Com destino à Baía de Botany

Com destino à Baía de Botany

Do redator de Despertai! na Austrália

“MAS eu achei o livro jogado na rua”, suplicou Job, um jovem de 19 anos. O rapaz de rosto sardento foi preso quando atravessava uma rua em Londres, acusado de ter roubado o livro. Quanto valia o livro? Oitenta centavos! Impassível diante da defesa do jovem, o juiz o sentenciou a sete anos numa colônia penal.

No outro lado do mundo, numa região hoje conhecida como Quebec, no Canadá, um cavalheiro chamado François-Maurice Lepailleur foi preso e condenado à morte por ter participado numa fracassada revolta armada contra o governo britânico.
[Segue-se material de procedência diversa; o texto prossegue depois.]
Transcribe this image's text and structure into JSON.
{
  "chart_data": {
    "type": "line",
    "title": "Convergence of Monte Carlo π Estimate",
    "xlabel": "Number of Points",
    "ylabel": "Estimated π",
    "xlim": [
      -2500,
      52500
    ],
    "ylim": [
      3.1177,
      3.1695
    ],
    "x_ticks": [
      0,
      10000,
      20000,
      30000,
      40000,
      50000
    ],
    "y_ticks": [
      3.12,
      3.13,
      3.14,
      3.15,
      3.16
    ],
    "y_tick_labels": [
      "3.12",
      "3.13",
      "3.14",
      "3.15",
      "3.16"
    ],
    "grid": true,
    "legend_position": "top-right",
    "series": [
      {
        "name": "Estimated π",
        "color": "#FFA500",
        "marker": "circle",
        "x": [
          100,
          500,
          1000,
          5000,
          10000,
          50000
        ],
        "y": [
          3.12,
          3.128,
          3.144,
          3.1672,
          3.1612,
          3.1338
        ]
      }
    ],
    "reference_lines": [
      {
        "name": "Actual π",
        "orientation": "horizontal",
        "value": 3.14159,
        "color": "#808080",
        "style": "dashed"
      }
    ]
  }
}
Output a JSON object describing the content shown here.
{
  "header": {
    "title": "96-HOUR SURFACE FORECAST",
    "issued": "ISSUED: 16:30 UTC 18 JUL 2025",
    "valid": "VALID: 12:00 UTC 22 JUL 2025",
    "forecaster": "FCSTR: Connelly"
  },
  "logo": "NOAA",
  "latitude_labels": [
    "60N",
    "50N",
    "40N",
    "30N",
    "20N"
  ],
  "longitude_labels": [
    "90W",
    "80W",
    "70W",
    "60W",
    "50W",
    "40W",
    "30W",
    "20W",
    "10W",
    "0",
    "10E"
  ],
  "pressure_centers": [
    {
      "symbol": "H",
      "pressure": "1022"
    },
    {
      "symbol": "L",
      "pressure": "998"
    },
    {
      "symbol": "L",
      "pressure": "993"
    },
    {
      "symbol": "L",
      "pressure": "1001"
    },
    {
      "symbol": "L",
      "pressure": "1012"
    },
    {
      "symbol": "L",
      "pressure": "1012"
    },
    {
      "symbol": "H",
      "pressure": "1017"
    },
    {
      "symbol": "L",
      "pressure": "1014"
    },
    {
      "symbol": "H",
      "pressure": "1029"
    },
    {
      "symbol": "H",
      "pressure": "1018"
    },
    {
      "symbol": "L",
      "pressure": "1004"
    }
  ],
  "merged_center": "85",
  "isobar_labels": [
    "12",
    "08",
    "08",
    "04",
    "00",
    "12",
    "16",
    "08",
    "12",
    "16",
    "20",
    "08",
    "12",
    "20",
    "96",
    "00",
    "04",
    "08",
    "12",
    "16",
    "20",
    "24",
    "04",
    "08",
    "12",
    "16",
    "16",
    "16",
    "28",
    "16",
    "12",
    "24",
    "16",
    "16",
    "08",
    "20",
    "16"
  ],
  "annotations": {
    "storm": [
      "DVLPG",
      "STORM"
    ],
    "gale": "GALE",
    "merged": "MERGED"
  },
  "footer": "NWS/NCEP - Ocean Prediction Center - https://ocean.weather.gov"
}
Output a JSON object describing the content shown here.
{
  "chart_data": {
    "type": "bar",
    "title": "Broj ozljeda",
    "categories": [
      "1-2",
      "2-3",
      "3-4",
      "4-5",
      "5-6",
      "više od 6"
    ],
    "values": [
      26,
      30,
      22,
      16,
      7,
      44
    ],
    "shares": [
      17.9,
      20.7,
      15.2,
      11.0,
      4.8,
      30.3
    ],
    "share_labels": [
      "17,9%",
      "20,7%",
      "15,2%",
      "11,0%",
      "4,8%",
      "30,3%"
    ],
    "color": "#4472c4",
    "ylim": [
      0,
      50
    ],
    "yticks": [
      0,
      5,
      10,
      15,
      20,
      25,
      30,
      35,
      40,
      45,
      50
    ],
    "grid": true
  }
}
Mas a corte optou por uma punição alternativa para ele.

Os dois jovens tinham mais em comum do que terem infringido a lei britânica. Ambos se viram a bordo de um navio com destino a uma nova colônia penal conhecida como baía de Botany, numa terra chamada Austrália.

Como era a vida dos condenados na Austrália? Quantos foram enviados para lá? E por que esses dois jovens foram parar tão longe de sua terra?

Por que a Austrália?

Em 1718 o governo britânico decidiu reduzir sua crescente população carcerária enviando os criminosos para o além-mar. Até 1770 eram deportados em média mil prisioneiros por ano, principalmente para as colônias de Maryland e Virgínia. Em 1783, devido à Guerra da Independência, nos Estados Unidos, não era mais possível mandar criminosos para essas colônias. Porém a essa altura mais de 50.000 presos já haviam sido deportados para lá.

A alternativa era uma terra desabitada, do outro lado do globo. A costa oriental dessa terra havia sido cartografada e declarada possessão britânica 13 anos antes pelo comandante James Cook. Joseph Banks, que acompanhara Cook na viagem, sugeriu que o lugar seria o destino ideal para súditos indesejáveis do Império Britânico. Assim, em maio de 1787, a primeira frota de 11 pequenos navios iniciou a viagem de 26.000 quilômetros com destino à baía de Botany. Nos 80 anos seguintes, até 1868, foi enviado um total de 158.829 presos à Austrália.

Uma viagem épica pelo oceano

Em 1833 o jovem Job e mais 300 outros desembarcaram em Sydney Cove, Port Jackson. Embora a colônia fosse conhecida como baía de Botany, o marco que leva o nome fica na verdade a alguns quilômetros ao sul de onde o povoado foi finalmente estabelecido.

Para alguns, a própria viagem já era uma severa punição. Um trecho do diário de François Lepailleur nos dá uma idéia de como era a vida nos navios: “Em 1840 passamos pelo Cabo da Boa Esperança [África do Sul] no porão do Buffalo. Era horrível: ficamos o tempo todo no escuro, debaixo de regras rígidas. Éramos atormentados por pulgas, piolhos e percevejos; isso sem mencionar o calor e, para o cúmulo de nossa miséria, a fome.”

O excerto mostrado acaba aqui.